Augustine reconoció el olor a chocolate. Toby estaba nervioso.
—Me alegra que te sientas mejor, Toby, pero todos precisamos pensar con claridad.
—Lo lamento.
—Me gustaría que fueses el representante del señor Dicken, de todo el personal de la escuela y de mí, ¿vale? Y que les pidas a los chicos adecuados, los individuos adecuados, que preparen equipos para un adiestramiento posterior. La señora Middleton os ayudará a aprender, y también el doctor Kelson. Toby, ¿esos equipos pueden formar nube?
Toby sonrió, con una pupila dilatándose, y la otra reduciéndose.

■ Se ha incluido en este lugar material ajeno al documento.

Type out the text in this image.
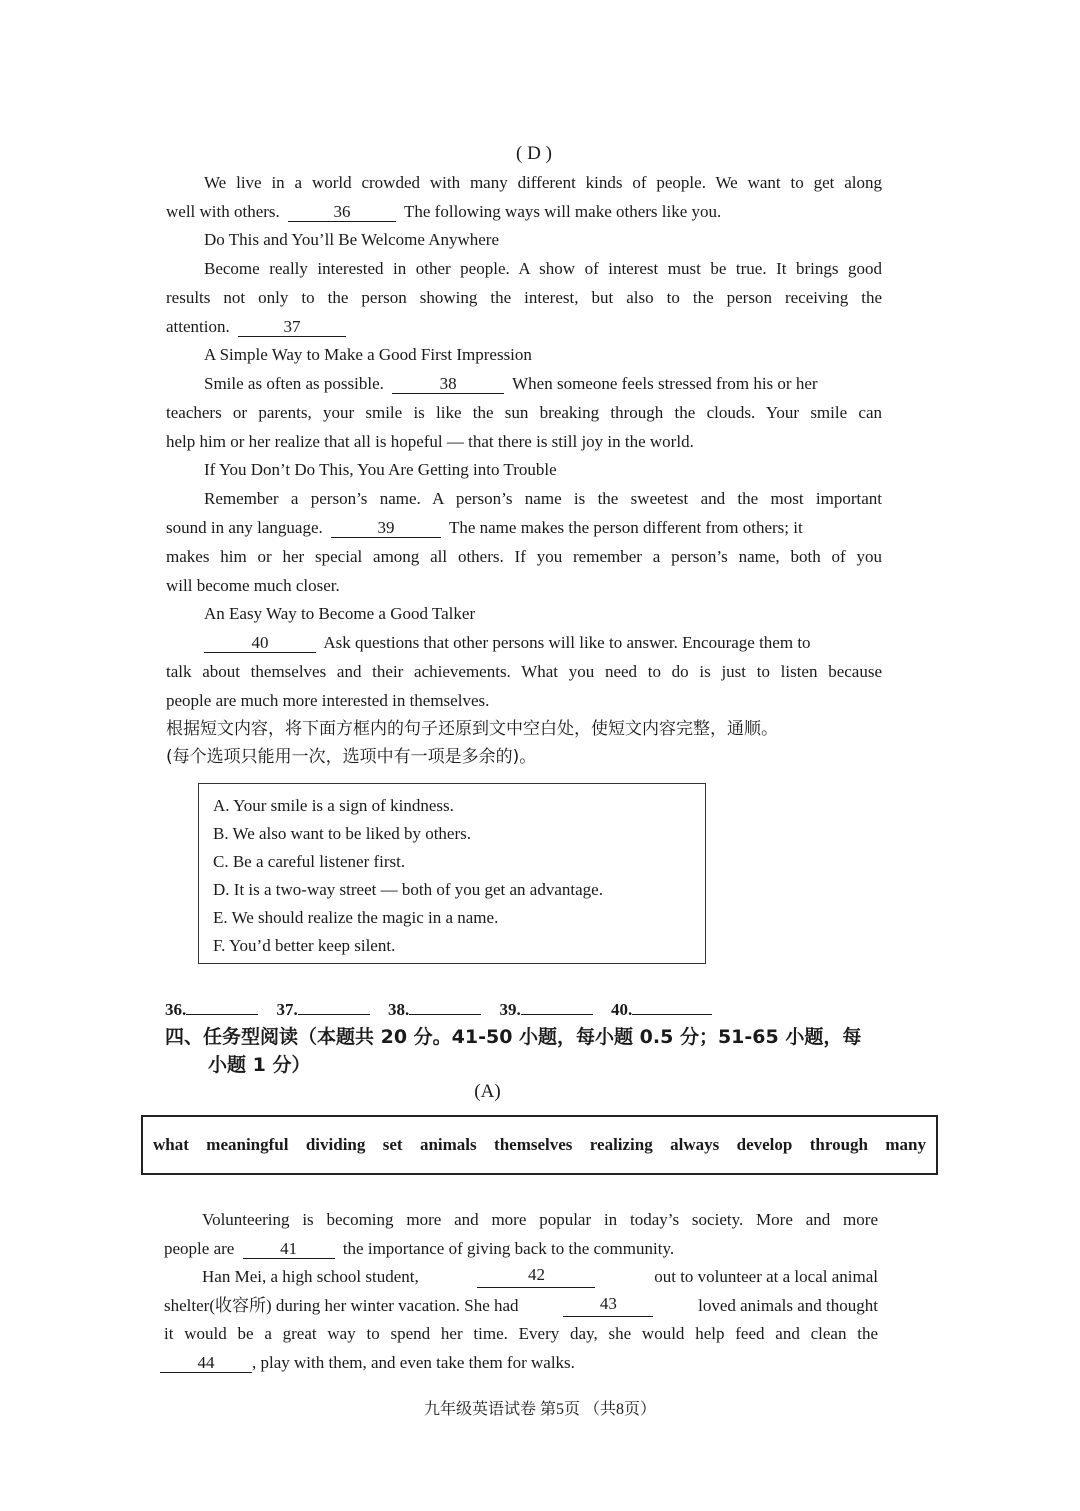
( D )
We live in a world crowded with many different kinds of people. We want to get along
well with others.	36	The following ways will make others like you.
Do This and You’ll Be Welcome Anywhere
Become really interested in other people. A show of interest must be true. It brings good
results not only to the person showing the interest, but also to the person receiving the
attention.	37
A Simple Way to Make a Good First Impression
Smile as often as possible.	38	When someone feels stressed from his or her
teachers or parents, your smile is like the sun breaking through the clouds. Your smile can
help him or her realize that all is hopeful — that there is still joy in the world.
If You Don’t Do This, You Are Getting into Trouble
Remember a person’s name. A person’s name is the sweetest and the most important
sound in any language.	39	The name makes the person different from others; it
makes him or her special among all others. If you remember a person’s name, both of you
will become much closer.
An Easy Way to Become a Good Talker
40	Ask questions that other persons will like to answer. Encourage them to
talk about themselves and their achievements. What you need to do is just to listen because
people are much more interested in themselves.
根据短文内容，将下面方框内的句子还原到文中空白处，使短文内容完整，通顺。
(每个选项只能用一次，选项中有一项是多余的)。
A. Your smile is a sign of kindness.
B. We also want to be liked by others.
C. Be a careful listener first.
D. It is a two-way street — both of you get an advantage.
E. We should realize the magic in a name.
F. You’d better keep silent.
36.	37.	38.	39.	40.
四、任务型阅读（本题共 20 分。41-50 小题，每小题 0.5 分；51-65 小题，每
小题 1 分）
(A)
what meaningful dividing set animals themselves realizing always develop through many
Volunteering is becoming more and more popular in today’s society. More and more
people are	41	the importance of giving back to the community.
Han Mei, a high school student,	42	out to volunteer at a local animal
shelter(收容所) during her winter vacation. She had	43	loved animals and thought
it would be a great way to spend her time. Every day, she would help feed and clean the
44 , play with them, and even take them for walks.
九年级英语试卷 第5页 （共8页）
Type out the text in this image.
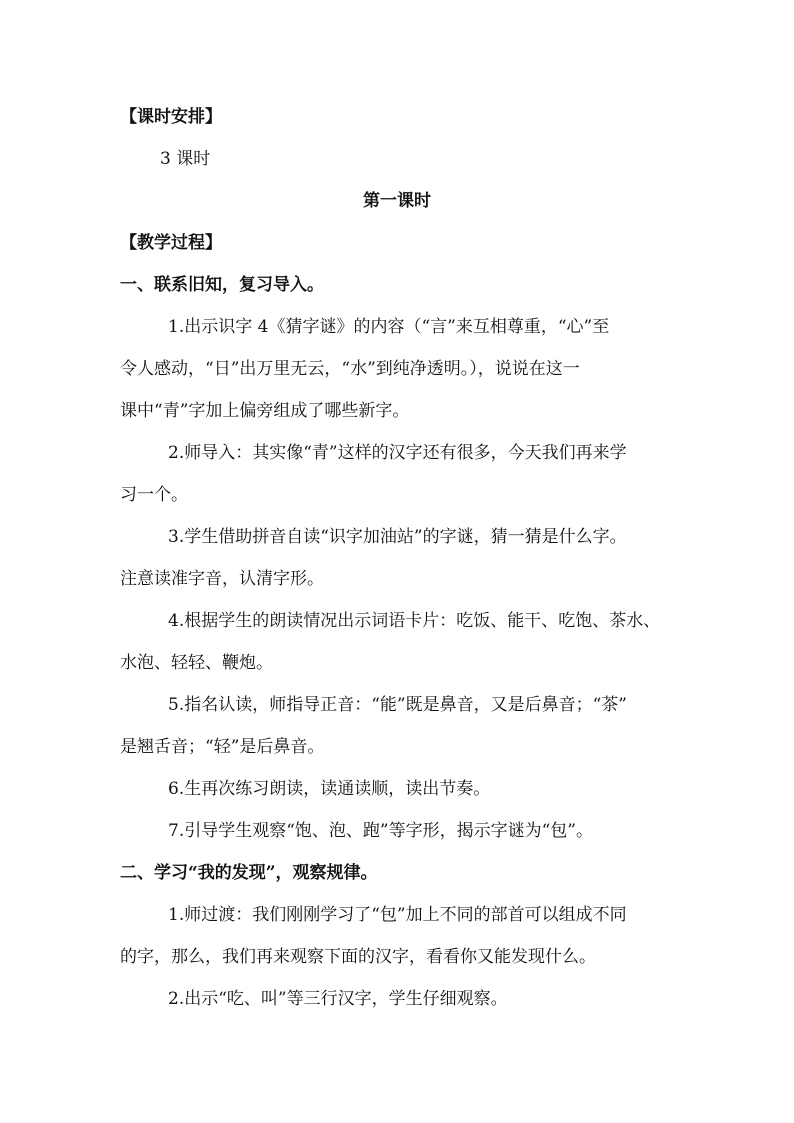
【课时安排】
3 课时
第一课时
【教学过程】
一、联系旧知，复习导入。
1.出示识字 4《猜字谜》的内容（“言”来互相尊重，“心”至
令人感动，“日”出万里无云，“水”到纯净透明。），说说在这一
课中“青”字加上偏旁组成了哪些新字。
2.师导入：其实像“青”这样的汉字还有很多，今天我们再来学
习一个。
3.学生借助拼音自读“识字加油站”的字谜，猜一猜是什么字。
注意读准字音，认清字形。
4.根据学生的朗读情况出示词语卡片：吃饭、能干、吃饱、茶水、
水泡、轻轻、鞭炮。
5.指名认读，师指导正音：“能”既是鼻音，又是后鼻音；“茶”
是翘舌音；“轻”是后鼻音。
6.生再次练习朗读，读通读顺，读出节奏。
7.引导学生观察“饱、泡、跑”等字形，揭示字谜为“包”。
二、学习“我的发现”，观察规律。
1.师过渡：我们刚刚学习了“包”加上不同的部首可以组成不同
的字，那么，我们再来观察下面的汉字，看看你又能发现什么。
2.出示“吃、叫”等三行汉字，学生仔细观察。
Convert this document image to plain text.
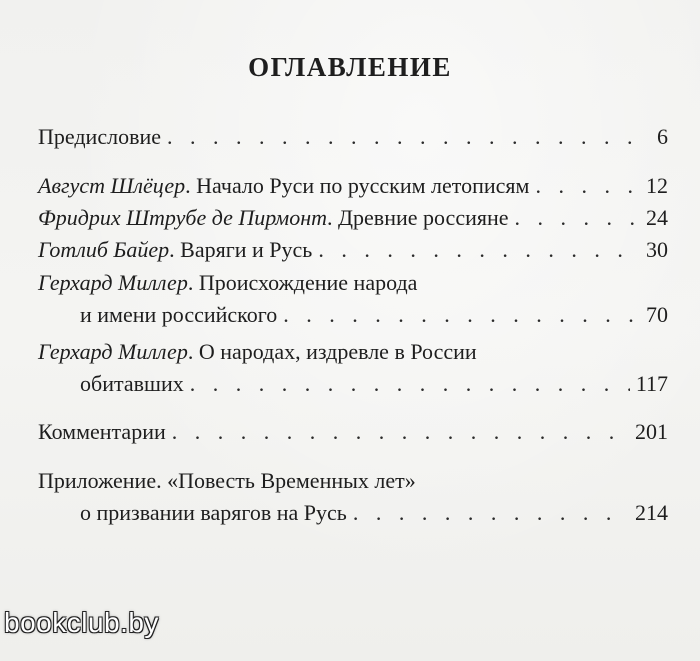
ОГЛАВЛЕНИЕ
Предисловие . . .	6
Август Шлёцер . Начало Руси по русским летописям . . .	12
Фридрих Штрубе де Пирмонт . Древние россияне . . .	24
Готлиб Байер . Варяги и Русь . . .	30
Герхард Миллер . Происхождение народа
и имени российского . . .	70
Герхард Миллер . О народах, издревле в России
обитавших . . .	117
Комментарии . . .	201
Приложение. «Повесть Временных лет»
о призвании варягов на Русь . . .	214
bookclub.by
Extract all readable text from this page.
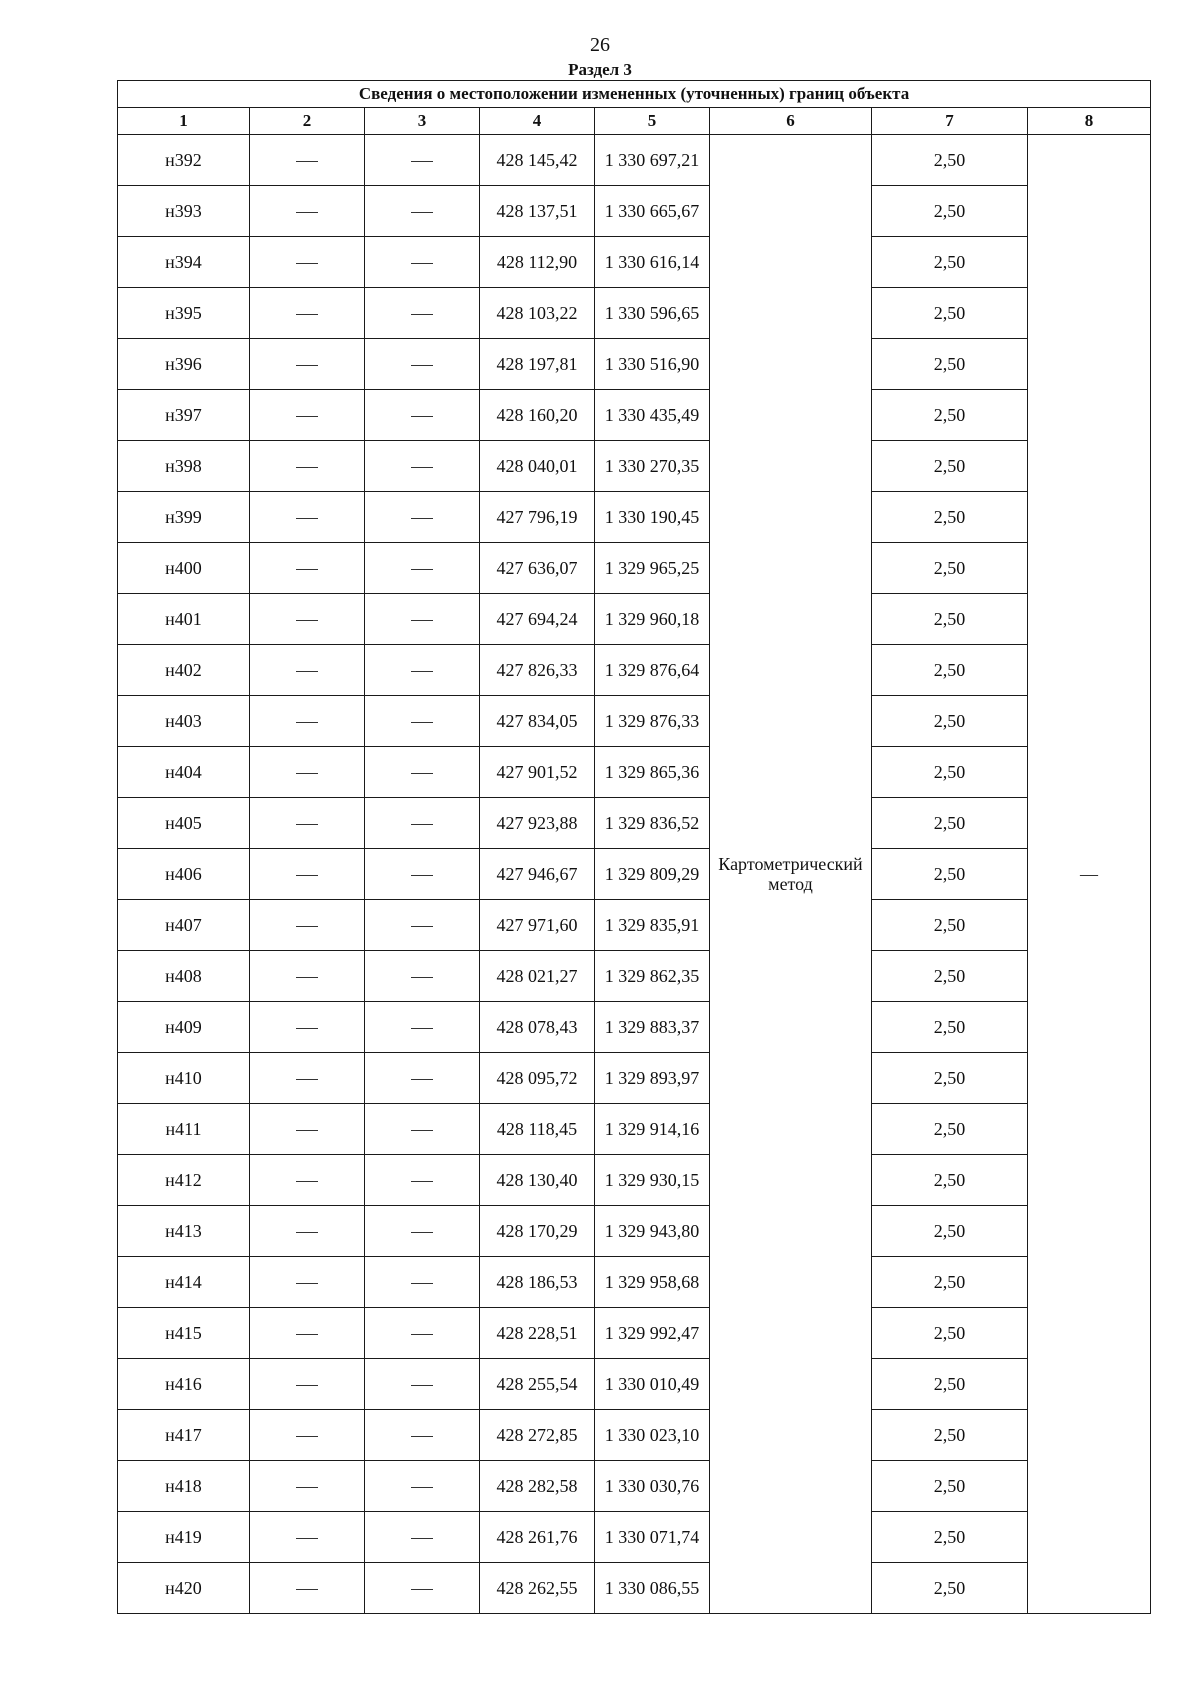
26
Раздел 3
Сведения о местоположении измененных (уточненных) границ объекта							
1	2	3	4	5	6	7	8
н392			428 145,42	1 330 697,21	Картометрический метод	2,50	—
н393			428 137,51	1 330 665,67		2,50	
н394			428 112,90	1 330 616,14		2,50	
н395			428 103,22	1 330 596,65		2,50	
н396			428 197,81	1 330 516,90		2,50	
н397			428 160,20	1 330 435,49		2,50	
н398			428 040,01	1 330 270,35		2,50	
н399			427 796,19	1 330 190,45		2,50	
н400			427 636,07	1 329 965,25		2,50	
н401			427 694,24	1 329 960,18		2,50	
н402			427 826,33	1 329 876,64		2,50	
н403			427 834,05	1 329 876,33		2,50	
н404			427 901,52	1 329 865,36		2,50	
н405			427 923,88	1 329 836,52		2,50	
н406			427 946,67	1 329 809,29		2,50	
н407			427 971,60	1 329 835,91		2,50	
н408			428 021,27	1 329 862,35		2,50	
н409			428 078,43	1 329 883,37		2,50	
н410			428 095,72	1 329 893,97		2,50	
н411			428 118,45	1 329 914,16		2,50	
н412			428 130,40	1 329 930,15		2,50	
н413			428 170,29	1 329 943,80		2,50	
н414			428 186,53	1 329 958,68		2,50	
н415			428 228,51	1 329 992,47		2,50	
н416			428 255,54	1 330 010,49		2,50	
н417			428 272,85	1 330 023,10		2,50	
н418			428 282,58	1 330 030,76		2,50	
н419			428 261,76	1 330 071,74		2,50	
н420			428 262,55	1 330 086,55		2,50	
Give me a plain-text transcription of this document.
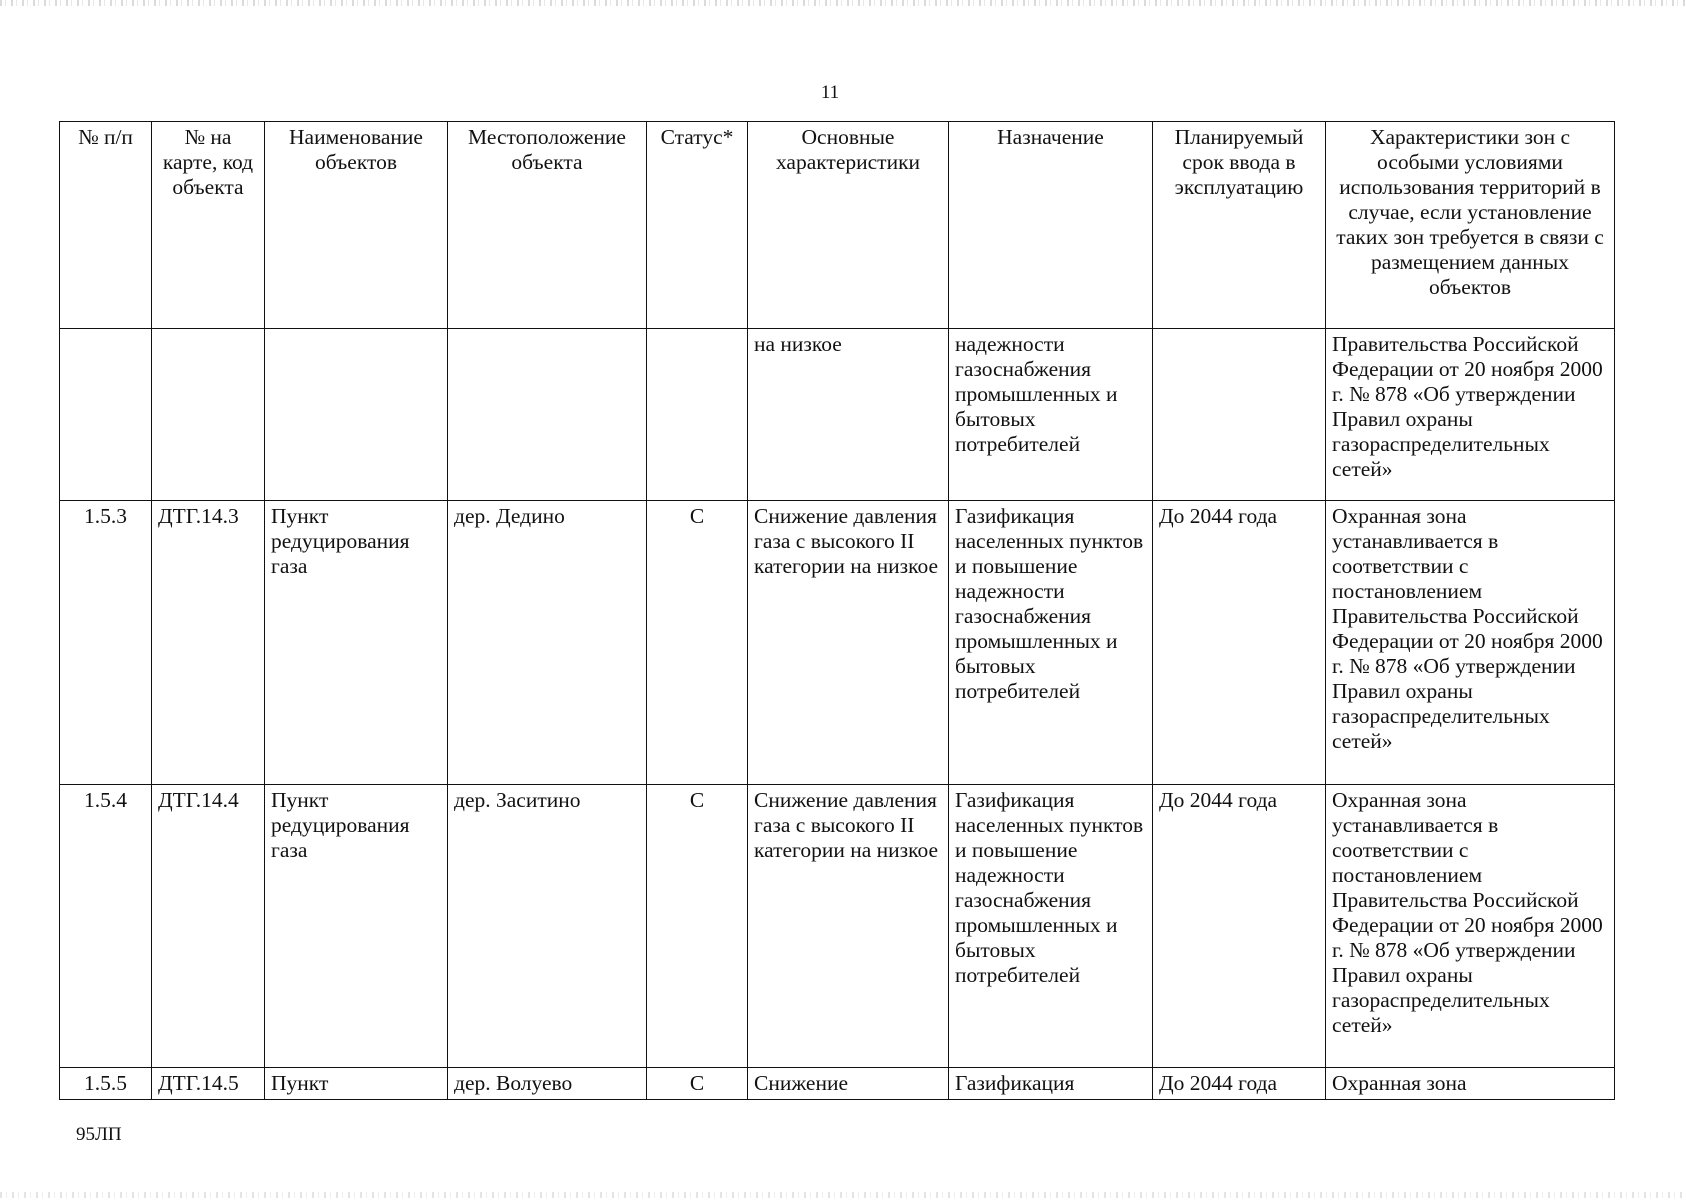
11
№ п/п	№ на карте, код объекта	Наименование объектов	Местоположение объекта	Статус*	Основные характеристики	Назначение	Планируемый срок ввода в эксплуатацию	Характеристики зон с особыми условиями использования территорий в случае, если установление таких зон требуется в связи с размещением данных объектов
					на низкое	надежности газоснабжения промышленных и бытовых потребителей		Правительства Российской Федерации от 20 ноября 2000 г. № 878 «Об утверждении Правил охраны газораспределительных сетей»
1.5.3	ДТГ.14.3	Пункт редуцирования газа	дер. Дедино	С	Снижение давления газа с высокого II категории на низкое	Газификация населенных пунктов и повышение надежности газоснабжения промышленных и бытовых потребителей	До 2044 года	Охранная зона устанавливается в соответствии с постановлением Правительства Российской Федерации от 20 ноября 2000 г. № 878 «Об утверждении Правил охраны газораспределительных сетей»
1.5.4	ДТГ.14.4	Пункт редуцирования газа	дер. Заситино	С	Снижение давления газа с высокого II категории на низкое	Газификация населенных пунктов и повышение надежности газоснабжения промышленных и бытовых потребителей	До 2044 года	Охранная зона устанавливается в соответствии с постановлением Правительства Российской Федерации от 20 ноября 2000 г. № 878 «Об утверждении Правил охраны газораспределительных сетей»
1.5.5	ДТГ.14.5	Пункт	дер. Волуево	С	Снижение	Газификация	До 2044 года	Охранная зона
95ЛП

Las pintas doradas de ambos iris parecieron moverse.
—Probablemente —dijo Toby—. Pero creo que quiere decir que deberíamos nubar. Unirnos.
—Efectivamente. Lo lamento. ¿Puedes ayudarnos a saber quién va a mejorar y quién no?
—Sí —dijo Toby, ahora muy serio, y con los dos iris dilatados.
Augustine se volvió a Dicken.
—Creo que por ahí deberíamos empezar. No vamos a recibir ninguna ayuda del exterior, ni entregas, ni nada. Estamos aislados. En lo que se refiere a los niños, debemos concentrar nuestros esfuerzos y suministros en aquellos a los que más podemos beneficiar con lo que tenemos. Los niños están mejor equipados para decidirlo que nosotros. ¿Está claro, Toby?
Toby asintió lentamente.
—No me gusta dejar esas decisiones en manos de los niños —dijo Middleton, entrecerrando los ojos—. Son muy leales los unos con los otros.
—Si no hacemos nada, morirán más. Esta cosa recorre a los nuevos niños como un incendio. Se extiende por el aire y el contacto… aerosol.
—¿Qué implica eso para nosotros? —preguntó el doctor Kelson, mirando alternativamente a Dicken y a Augustine.
—No creo que lo pillemos de los chicos a menos que nos dediquemos a comportamientos realmente estúpidos: meternos el dedo en la nariz y cosas así —dijo Dicken mirando a Augustine. Maldito sea, nos está convirtiendo en un equipo—. Probablemente, para nosotros la forma en aerosol del virus no sea infecciosa.
—Tiene olor —ofreció Toby—. Cuando está en el aire huele como el hollín esparcido sobre la nieve. Cuando alguien va a ponerse enfermo, y quizá morir, huele a limón y a jamón. Cuando va a enfermar pero no a morir, huele a mostaza y cebollas. Algunos simplemente olemos a agua y polvo. No enfermamos. Es un buen olor seguro.
—¿A qué hueles tú, Toby?
Toby se encogió de hombros.
—No estoy enfermo.
Augustine agarró a Toby por el hombro.
—Eres nuestro hombre —dijo.
Toby devolvió una mirada inexpresiva, pero las mejillas se dispararon.
—Empecemos —dijo Augustine.
—Ha llegado al punto en que ellos deben salvarse a sí mismos —dijo DeWitt, encontrando amargura en esa lógica—. Que Dios nos ayude a todos.